Even if there isn’t anyone close to you who falls into this category, you cannot fail to have been affected by those who daily overcome adversity to take part in paralympic sports, for example.
Dylan, and those like him, make the conscious decision that whatever has happened to them in the past will not prevent them being happy now.
They choose to live whatever life they have to the utmost instead of dwelling on their misfortune and what might have been.
How easy it would be to do nothing and feel sorry for oneself instead, and you may know some people like that also.
I thought of Dylan’s experience recently when I read a newspaper story about someone described in the report as a paedophile.
This 67 year old individual was said to have committed sex offences against a 12 year old boy, but had not appeared at court to stand trial.
The trial judge issued a warrant for his arrest and when the police visited his home they found his body. Available evidence seemed to indicate that he had killed himself.
The lawyer who was reported as acting for a number of child abuse victims was quoted as saying: “This was the chance for the client to be vindicated and be believed, and he will feel cheated of that.
“It is a major blow for the victim. He doesn’t get to see justice being done.”
Whether the child really thought that, of course, is an entirely different matter.
The better view might be this. “This dreadful man who molested you in that appalling fashion has now gone, never to return.
“You will not have to endure the ordeal of giving evidence in a trial. This monster will never trouble you or anyone else ever again. You are free to live your life and enjoy it.”
Unfortunately, it seems, there are some misguided people who see a benefit in pigeonholing people as victims and imprisoning them there.
Happiness is not destroyed by some past event however ghastly it may have been. Nor is it a punishment for what we have or have not done.
Neither is it bestowed upon us by some invisible exterior force or entity. It is a purely personal decision which we each take ourselves.
Susan was an acquaintance of mine at the local court where I used to prosecute.
One year on the last day before the Christmas recess I wished her a happy Christmas but her face immediately took on a darker tone.
“I hate Christmas”, she responded. “My Harold used to love it and when he was alive we had some wonderful Christmases together, but since he died I just dread it.”
Susan had the choice each Christmas to relive those happy memories, revel in the experience and honour her late husband, but instead she chose to concentrate on what she had lost instead of the great happiness they had together.
Happiness is there to be seized or declined, but if you decline it, do not blame anyone else or anything else for your plight.
Start now by drawing the line. Before you go to sleep tonight remind yourself of those things for which you can be happy and mentally be grateful for them.
You might just surprise yourself by the length of the list.
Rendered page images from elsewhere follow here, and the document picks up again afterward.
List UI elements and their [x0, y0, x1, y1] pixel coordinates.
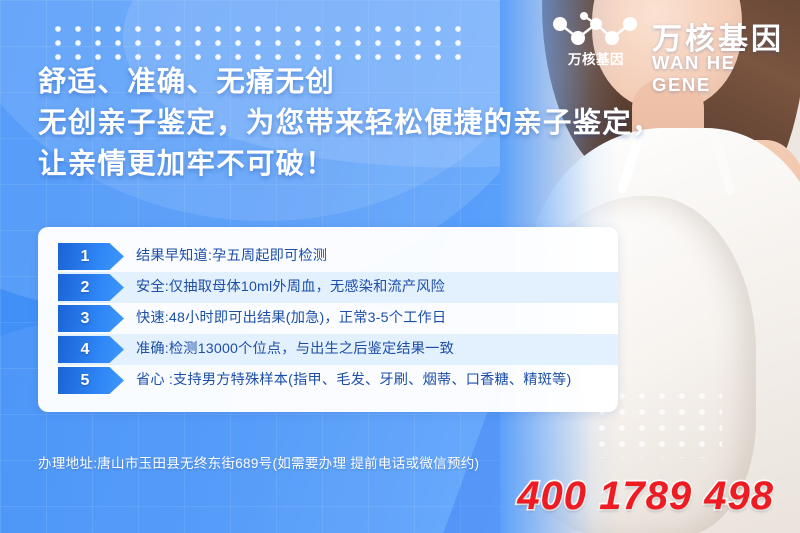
- feature-number-badge: 5: [58, 367, 124, 394]
- molecule-node-icon: 万核基因: [548, 12, 644, 78]
- feature-text: 准确:检测13000个位点，与出生之后鉴定结果一致: [124, 334, 618, 365]
- feature-number-badge: 2: [58, 274, 124, 301]
- headline-line-3: 让亲情更加牢不可破！: [38, 144, 662, 185]
- feature-text: 安全:仅抽取母体10ml外周血，无感染和流产风险: [124, 272, 618, 303]
- feature-row: 3 快速:48小时即可出结果(加急)，正常3-5个工作日: [58, 303, 618, 334]
- feature-row: 4 准确:检测13000个位点，与出生之后鉴定结果一致: [58, 334, 618, 365]
- feature-text: 快速:48小时即可出结果(加急)，正常3-5个工作日: [124, 303, 618, 334]
- feature-row: 1 结果早知道:孕五周起即可检测: [58, 241, 618, 272]
- logo-mark-label: 万核基因: [550, 48, 642, 68]
- decorative-dots-top: [48, 22, 468, 62]
- feature-number-badge: 3: [58, 305, 124, 332]
- headline-line-2: 无创亲子鉴定，为您带来轻松便捷的亲子鉴定，: [38, 103, 662, 144]
- feature-list: 1 结果早知道:孕五周起即可检测 2 安全:仅抽取母体10ml外周血，无感染和流…: [58, 241, 618, 396]
- feature-text: 省心 :支持男方特殊样本(指甲、毛发、牙刷、烟蒂、口香糖、精斑等): [124, 365, 618, 396]
- feature-panel: 1 结果早知道:孕五周起即可检测 2 安全:仅抽取母体10ml外周血，无感染和流…: [38, 227, 618, 412]
- feature-number-badge: 4: [58, 336, 124, 363]
- contact-phone-number: 400 1789 498: [517, 474, 774, 519]
- brand-logo: 万核基因 万核基因 WAN HE GENE: [548, 10, 792, 80]
- feature-text: 结果早知道:孕五周起即可检测: [124, 241, 618, 272]
- feature-row: 5 省心 :支持男方特殊样本(指甲、毛发、牙刷、烟蒂、口香糖、精斑等): [58, 365, 618, 396]
- feature-number-badge: 1: [58, 243, 124, 270]
- headline-block: 舒适、准确、无痛无创 无创亲子鉴定，为您带来轻松便捷的亲子鉴定， 让亲情更加牢不…: [38, 62, 662, 185]
- feature-row: 2 安全:仅抽取母体10ml外周血，无感染和流产风险: [58, 272, 618, 303]
- promo-banner: 万核基因 万核基因 WAN HE GENE 舒适、准确、无痛无创 无创亲子鉴定，…: [0, 0, 800, 533]
- office-address: 办理地址:唐山市玉田县无终东街689号(如需要办理 提前电话或微信预约): [38, 452, 479, 472]
- brand-name-en: WAN HE GENE: [652, 52, 792, 96]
When you have done that decide to be happy for no reason other than the desire to be happy.
Start to recall some of the happiest moments in your life by floating above your timeline.
As you float high above it, move quickly over the less happy parts of your past and realise that they were just part of life’s experience, training for the future so to speak.
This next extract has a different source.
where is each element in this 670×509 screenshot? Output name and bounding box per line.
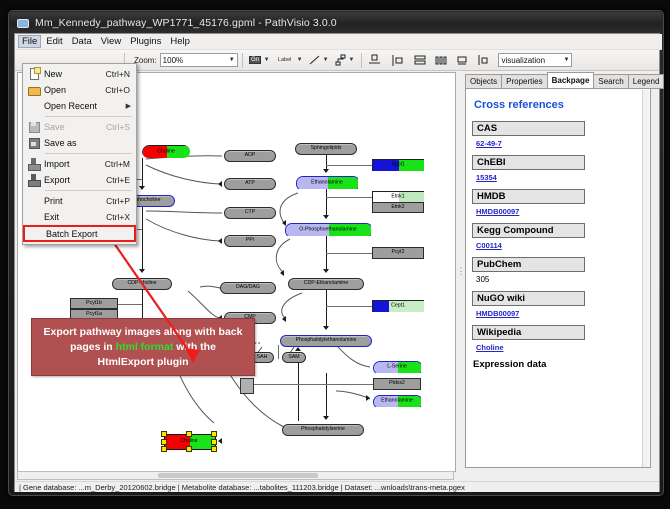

When you spot the really happy times, float a little lower and bask in the pleasant feelings that they reflect.
As that feeling engulfs you, let it take on the glow of your favourite colour and carry it with you to the next one.
Go back through time and pick up a few of your very favourite times merging them into this colour.
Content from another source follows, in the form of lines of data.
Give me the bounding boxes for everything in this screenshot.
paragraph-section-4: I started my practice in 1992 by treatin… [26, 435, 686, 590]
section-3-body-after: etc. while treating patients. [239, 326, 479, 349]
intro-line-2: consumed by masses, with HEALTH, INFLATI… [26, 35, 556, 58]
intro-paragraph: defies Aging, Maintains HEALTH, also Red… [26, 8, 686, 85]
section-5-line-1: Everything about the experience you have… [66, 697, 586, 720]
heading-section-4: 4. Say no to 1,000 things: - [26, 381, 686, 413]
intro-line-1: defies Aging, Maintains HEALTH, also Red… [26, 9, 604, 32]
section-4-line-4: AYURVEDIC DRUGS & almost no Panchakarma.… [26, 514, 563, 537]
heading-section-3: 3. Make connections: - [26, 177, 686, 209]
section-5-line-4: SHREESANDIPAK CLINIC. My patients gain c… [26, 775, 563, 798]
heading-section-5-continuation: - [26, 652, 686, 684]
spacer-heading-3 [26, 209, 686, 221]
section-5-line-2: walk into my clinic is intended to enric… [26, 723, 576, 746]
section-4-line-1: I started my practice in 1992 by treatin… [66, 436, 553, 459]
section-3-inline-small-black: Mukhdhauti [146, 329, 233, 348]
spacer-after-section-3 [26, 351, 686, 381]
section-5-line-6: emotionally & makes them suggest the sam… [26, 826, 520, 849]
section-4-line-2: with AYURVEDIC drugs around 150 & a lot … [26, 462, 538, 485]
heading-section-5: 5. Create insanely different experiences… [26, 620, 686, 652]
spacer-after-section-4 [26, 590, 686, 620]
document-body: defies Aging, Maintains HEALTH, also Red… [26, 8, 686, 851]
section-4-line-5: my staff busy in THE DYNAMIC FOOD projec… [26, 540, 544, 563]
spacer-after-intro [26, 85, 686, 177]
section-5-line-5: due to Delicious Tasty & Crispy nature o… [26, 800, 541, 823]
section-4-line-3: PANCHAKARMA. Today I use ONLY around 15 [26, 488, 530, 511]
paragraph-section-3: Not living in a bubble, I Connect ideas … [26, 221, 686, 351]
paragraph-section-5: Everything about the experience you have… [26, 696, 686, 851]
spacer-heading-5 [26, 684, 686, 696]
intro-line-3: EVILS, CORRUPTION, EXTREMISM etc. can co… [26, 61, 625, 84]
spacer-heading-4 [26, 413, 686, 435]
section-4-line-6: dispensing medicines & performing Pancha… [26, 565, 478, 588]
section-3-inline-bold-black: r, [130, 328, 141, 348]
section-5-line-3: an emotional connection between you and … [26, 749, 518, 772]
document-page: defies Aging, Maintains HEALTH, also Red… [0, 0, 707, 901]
Make sure you include that occasion when you were at your very happiest and bring that with you as well.
Stop for a moment or two and intensify the good feelings within you, making sure that they glow in the colour of your choice.
If any negative feeling from the past tries to emerge, mentally spray this colour over that experience and soak it with this really good feeling.
This will help you to realise that whatever bothered you, however grave or traumatising it may have been at the time, it is now behind you.
You can at this stage turnabout in your time line with anticipation and confidence, visualise the future shining brightly ahead and rejoice in the moment.